I also remember when construction works began in Syrets. My family, which had greatly suffered from the Soviet power (three of eight mother's brothers and sisters had been imprisoned in Stalin's camps over many years), regarded the installation of hydropumps and aspiration to fill Babiy Yar as another crime and manifestation of anti-Semitism. I remember well that day when sludge broke through and flooded a huge space on the boundary of Syrets and Kurenyovka and part of the latter. We were sitting in one of classrooms of KPI and awaiting our beloved lecturer of English who for several hours on end had been wandering in mud about a hit territory looking for her son (fortunately, she found him alive).
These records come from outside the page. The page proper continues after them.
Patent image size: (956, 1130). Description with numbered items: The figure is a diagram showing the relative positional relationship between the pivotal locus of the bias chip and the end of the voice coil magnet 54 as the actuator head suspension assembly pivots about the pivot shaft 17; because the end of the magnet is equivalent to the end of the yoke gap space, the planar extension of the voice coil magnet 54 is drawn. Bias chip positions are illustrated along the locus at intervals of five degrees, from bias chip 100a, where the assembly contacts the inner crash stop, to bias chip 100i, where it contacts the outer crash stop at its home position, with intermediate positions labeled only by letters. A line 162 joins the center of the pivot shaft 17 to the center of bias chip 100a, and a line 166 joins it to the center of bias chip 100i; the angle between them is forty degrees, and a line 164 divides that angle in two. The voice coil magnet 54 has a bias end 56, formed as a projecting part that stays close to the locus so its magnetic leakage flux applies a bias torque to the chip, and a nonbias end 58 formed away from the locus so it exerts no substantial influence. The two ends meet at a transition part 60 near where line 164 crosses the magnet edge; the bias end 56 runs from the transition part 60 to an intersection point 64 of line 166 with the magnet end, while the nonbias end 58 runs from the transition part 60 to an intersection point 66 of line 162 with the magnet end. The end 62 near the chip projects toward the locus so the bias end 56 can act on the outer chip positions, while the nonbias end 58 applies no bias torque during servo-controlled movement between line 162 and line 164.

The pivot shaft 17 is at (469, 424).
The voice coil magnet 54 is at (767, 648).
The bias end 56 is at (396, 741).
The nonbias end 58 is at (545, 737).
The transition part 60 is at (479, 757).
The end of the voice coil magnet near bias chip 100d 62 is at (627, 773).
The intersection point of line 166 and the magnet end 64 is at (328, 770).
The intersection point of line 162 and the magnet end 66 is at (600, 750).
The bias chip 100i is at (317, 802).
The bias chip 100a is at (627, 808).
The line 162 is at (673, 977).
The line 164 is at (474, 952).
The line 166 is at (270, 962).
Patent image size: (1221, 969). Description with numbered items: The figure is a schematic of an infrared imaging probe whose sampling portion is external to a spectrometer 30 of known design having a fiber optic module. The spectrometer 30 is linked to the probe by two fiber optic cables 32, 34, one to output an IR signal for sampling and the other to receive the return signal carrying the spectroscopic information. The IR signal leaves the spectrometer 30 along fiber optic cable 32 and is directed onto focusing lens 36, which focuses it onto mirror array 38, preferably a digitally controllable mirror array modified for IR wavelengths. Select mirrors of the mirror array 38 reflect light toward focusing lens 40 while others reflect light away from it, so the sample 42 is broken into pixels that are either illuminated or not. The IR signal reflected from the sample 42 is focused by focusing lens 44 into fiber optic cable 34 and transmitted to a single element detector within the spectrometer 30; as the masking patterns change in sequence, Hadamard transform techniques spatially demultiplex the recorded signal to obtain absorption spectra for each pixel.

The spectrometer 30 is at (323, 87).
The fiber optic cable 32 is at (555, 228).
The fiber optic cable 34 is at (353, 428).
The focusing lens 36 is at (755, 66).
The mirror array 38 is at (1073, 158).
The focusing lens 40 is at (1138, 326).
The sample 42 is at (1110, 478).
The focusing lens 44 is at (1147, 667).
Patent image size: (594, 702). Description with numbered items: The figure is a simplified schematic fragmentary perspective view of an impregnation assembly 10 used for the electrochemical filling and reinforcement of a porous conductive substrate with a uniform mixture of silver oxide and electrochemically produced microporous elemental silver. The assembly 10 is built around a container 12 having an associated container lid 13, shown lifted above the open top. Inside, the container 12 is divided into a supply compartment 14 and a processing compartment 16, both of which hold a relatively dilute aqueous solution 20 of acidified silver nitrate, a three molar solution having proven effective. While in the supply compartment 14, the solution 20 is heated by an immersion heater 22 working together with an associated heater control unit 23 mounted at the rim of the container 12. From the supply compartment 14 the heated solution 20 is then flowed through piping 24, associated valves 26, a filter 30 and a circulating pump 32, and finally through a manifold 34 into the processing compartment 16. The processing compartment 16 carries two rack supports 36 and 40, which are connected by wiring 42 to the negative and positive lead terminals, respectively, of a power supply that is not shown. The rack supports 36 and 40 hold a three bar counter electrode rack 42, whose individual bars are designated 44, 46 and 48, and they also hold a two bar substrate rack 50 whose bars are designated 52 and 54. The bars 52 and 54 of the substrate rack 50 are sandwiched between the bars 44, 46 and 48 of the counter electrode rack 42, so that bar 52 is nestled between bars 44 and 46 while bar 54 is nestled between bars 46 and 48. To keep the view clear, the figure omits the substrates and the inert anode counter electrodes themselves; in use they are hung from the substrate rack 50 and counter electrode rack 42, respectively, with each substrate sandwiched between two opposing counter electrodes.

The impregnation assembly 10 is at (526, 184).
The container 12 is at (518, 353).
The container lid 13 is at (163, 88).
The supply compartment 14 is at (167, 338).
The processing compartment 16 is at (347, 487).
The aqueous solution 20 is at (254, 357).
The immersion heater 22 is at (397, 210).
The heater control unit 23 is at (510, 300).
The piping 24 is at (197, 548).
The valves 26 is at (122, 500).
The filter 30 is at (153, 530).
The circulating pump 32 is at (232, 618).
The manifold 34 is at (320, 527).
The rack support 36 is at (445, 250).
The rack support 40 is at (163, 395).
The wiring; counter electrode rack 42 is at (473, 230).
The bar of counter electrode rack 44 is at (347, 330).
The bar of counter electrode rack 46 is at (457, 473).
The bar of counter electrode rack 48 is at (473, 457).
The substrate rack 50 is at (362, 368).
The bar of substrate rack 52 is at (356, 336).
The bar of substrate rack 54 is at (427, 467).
Much was then talked in Kiev about the tragedy as a punishment for the authorities' striving to wipe off the memory of Jews killed in Babiy Yar.

I also remember they did began constructing a TV-tower in Syrets liquidating a Jewish part of Lukyanovka's cemetery. That was another manifestation of inhumanity, in general, and anti - Semitism, in particular. I remember how the Jews warmly welcomed the article by Victor Nekrasov on Babiy Yar, Yevtushenko's verse, meetings in Babiy Yar (my mother always feared the Soviet power and entreated me not to attend them).

I remember an epic of discussing exhibited projects of a monument in Babiy Yar. The authorities neglected talented and impressive projects and decided on a featureless monument having nothing to do with the tragedy of mass extermination of Jews by fascists.

These are the events and experiences of my life. They will remain about me till my final hours.

Can Jews really debate an opportunity to construct anything in the zone of Babiy Yar? 200 or 700 m away from the boundary of... what? From the place filled with falling corpses? Or from the place fascists hit those lagging behind a mob with butt-stocks on the heads? Or from the place babies were snatched from the hands of their mothers? Or from where Germans simply mocked over "Yids" breathing away last minutes of their lives?

To think and speak about this is terrible. I have recently been processing data on Jewish burial places on the territory of Ukraine and came across an entry, "Settlement Buky Mankovsky district Cherkassy region. The locals attest Sonya Shwartzburd was over several days lying in the place of war mass shootings where the authorities planned to start a construction".

Are solely such actions able to stop blasphemous intentions being put to life?